Há, no meu caso, e no de muitas e muitas pessoas que exercem a mesma atividade que exerço, uma dificuldade toda especial, que nos amargura, até por ser recorrente. Envolve não apenas produção de textos, mas bom humor, otimismo, erosão da autoconfiança e, por consequência, um gosto amargo de fracasso.

É difícil, muito difícil, ser escritor no Brasil, a menos que você tenha muitos contatos, não precise exercer outra atividade remunerada para assegurar seu sustento e conte com boa dose de sorte. Ter talento, claro, está implícito nesta equação.

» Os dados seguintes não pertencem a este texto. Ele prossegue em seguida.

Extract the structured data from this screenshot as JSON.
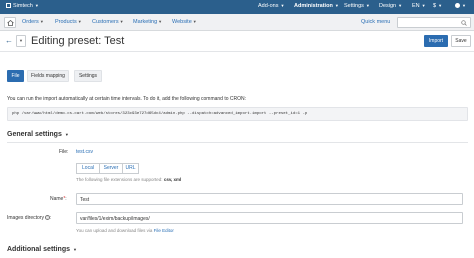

Lancei, em setembro de 2010, dois novos livros, “Cronos & Narciso” (crônicas) e “Lance fatal” (contos), cheio de confiança e de esperanças não de me tornar best-seller, campeão de vendas, mas apenas de não fazer feio e não fechar as portas para futuras publicações. Superestimei, todavia, o poder da internet (e principalmente das redes sociais). Por isso, não previ nenhuma outra forma de divulgação, como o assédio aos editores da área de cultura de jornais, noites de autógrafo etc. etc. etc. E... dei-me mal, muito mal.

Meus livros constituíram-se (salvo engano meu) num imenso vexame editorial. Não por não terem qualidade literária, mas pelo fato dos seus destinatários (os leitores) sequer saberem de sua existência. Achei que as vendas pela internet seriam mais fáceis. Afinal, este país, de dimensões continentais, dispõe de livrarias em apenas cerca de 600 dos seus 6.600 municípios, ou seja, menos de 10%. Enganei-me. As vendas foram tão baixas (ao menos pelo que eu soube) que não exagero ao dizer que foram praticamente nulas.

Ainda se isso se devesse a eventual avaliação negativa de críticos literários, eu me conformaria. Mas meus livros sequer chegaram às suas mãos. Como se vê, talento para escrever e qualidade do que é publicado não são suficientes para assegurar, já não digo recordes de vendas, mas até mesmo a comercialização de reles algumas dezenas de exemplares. Assim é difícil, muito difícil...

Boa leitura!


O Editor.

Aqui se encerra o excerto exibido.